Public Officials with Surprising Health Care Backgrounds

Did you know that many of our congressmen/congresswomen are health care professionals? About 28 medical professionals (not including social work) are in the 115th Congress. After some years of working with patients, they forged ahead to try and make a difference in the government. Here are some of the senators and representatives that make up the United State Congress.

Senator Debbie Stabenow (MI)

Sen. Stabenow received her M.S.W. magna cum laude from Michigan State University. She worked with youth in public schools before running for public office. In 2004, she was recognized as the National Association of Social Workers (NASW) Public Elected Official of the Year.

The health care profession of social work makes sense for someone involved in the field of public office since they work for the sake of the community’s well-being. Both social work and public office can be actualized through a quest for social and economic justice. They can help with the prevention of conditions that limit human rights, the elimination of poverty and the enhancement of the quality of life for all persons, locally and globally.

Senator John Barrasso (WY)

Sen. Barraso served as a rodeo physician for the Professional Rodeo Cowboys Association and as a sports team physician for Casper College. He has worked 24 years as an orthopedic surgeon and served as President of the Wyoming Medical Society; he was once named Wyoming Physician of the Year.

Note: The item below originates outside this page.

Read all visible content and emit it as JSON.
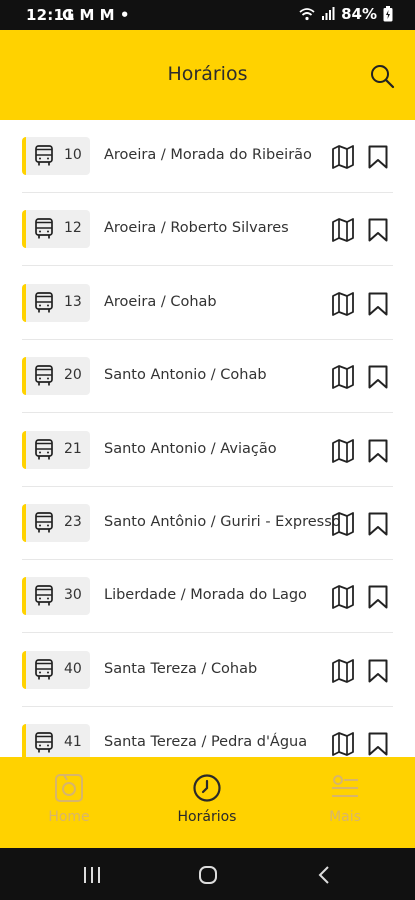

Orthopedics is a specialty of an allopathic physician (otherwise known as an M.D.). An orthopaedic surgeon is a physician devoted to the diagnosis, treatment, prevention and rehabilitation of maladies concerning the musculoskeletal system, including bones, joints, ligaments, muscles, nerves and tendons. These professionals need extensive training and have to complete about 14 years of formal education. This training includes the proper diagnosis and non-surgical and surgical treatment of injuries and diseases.

Representative Andrew Harris (MD)

Rep. Harris started out his medical career as an anesthesiologist physician in the Naval Reserve. Andy volunteered to serve in the military as a medical specialist and eventually established and commanded the Johns Hopkins Medical Naval Reserve Unit.

Anesthesiologist physicians and anesthesiologist assistants work to design and implement anesthesia care plans before, during and after surgeries. An anesthesiologist is responsible for making judgments about the safest anesthesia plan for each individual patient. In total, anesthesiologist physicians spend about nine years in college; four years for their BS, four years for their M.D. or O.D. and then another year of study or fellowship.

Representative Raul Ruiz (CA)

Rep. Ruiz attended Harvard University, where he earned his medical degree, as well as a master’s of public policy from the Kennedy School of Government and a master’s of public health from the School of Public Health, becoming the first Latino to earn three graduate degrees from Harvard University.

Emergency medicine is a medical specialty of allopathic medicine dedicated to the diagnosis and treatment of unforeseen illness or injury. The profession provides immediate recognition, evaluation, care, stabilization and disposition for their patients. Emergency medicine encompasses planning, oversight and medical direction for community emergency medical response, medical control and disaster preparedness. They can specialize in subspecialties such as:

  • Anesthesiology
  • Emergency medical services
  • Hospice
  • Internal medicine
  • Toxicology
  • Pain medicine
  • Pediatric emergency medicine
  • Sports medicine
  • Undersea and hyperbaric medicine

While doctors save lives and prevent illness, politicians are able to pass legislation to help those in their communities. Whether you’re interested in medicine or politics, these fields foster change in the world in large and small ways.